Саша услышала и удивилась: «Чего сообщать, когда никто не спрашивает про Васипова? Никому и дела нет. Подумаешь, фигура!..»
Перед дорогой все друг друга рассматривали, кто как оделся. Это же редкое событие, чтобы одеться кто как хочет, а не как в школе положено.
Пожарская и Волова были на высоте. Узенькие пижонистые брючки, сапожки разноцветные, кепарики – одним словом, картинки! В сравнении с ними Румянцева выглядела скучной мышкой: старая зеленая куртка с капюшоном, сапоги до колен и перчатки в кармане, не кожаные, конечно, а те, которые для труда. Вообще непонятно, мальчик это или девочка: форм-то никаких! Вот уж кто за модой не гонится…
Гущенко отошла от Румянцевой, к Воловой с Пожарской прибилась. Выпустила из-под платка свою светлую челку и теперь все время сдувала ее с глаз наверх. Все равно что фыркала. Челка отчаянно ей мешала. Зато модно.
Пороховые – почти пригород, до Янинского совхоза можно пешком дойти. Так всем и казалось. Сначала семиклассники резво с места взяли, но быстро приуныли.

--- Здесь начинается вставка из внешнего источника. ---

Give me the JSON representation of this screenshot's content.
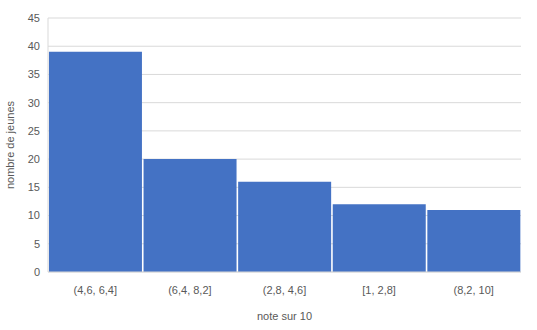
{
  "chart_data": {
    "type": "bar",
    "categories": [
      "(4,6, 6,4]",
      "(6,4, 8,2]",
      "(2,8, 4,6]",
      "[1, 2,8]",
      "(8,2, 10]"
    ],
    "values": [
      39,
      20,
      16,
      12,
      11
    ],
    "color": "#4472c4",
    "x_label": "note sur 10",
    "y_label": "nombre de jeunes",
    "ylim": [
      0,
      45
    ],
    "yticks": [
      0,
      5,
      10,
      15,
      20,
      25,
      30,
      35,
      40,
      45
    ],
    "grid": true
  }
}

День выдался серенький. Дождь всю дорогу сеялся мелкими каплями, как через сито. Глинистая дорога размыта. Румянцевой-то что: капюшон надвинула – и вперед. Знай себе перескакивает с одного глиняного островка на другой. В таком «наряде» не страшно испачкаться. Девчонки пыхтели сзади.
– А вес-то, вес у Саши – птичье перышко! – умилилась вдруг Серафима.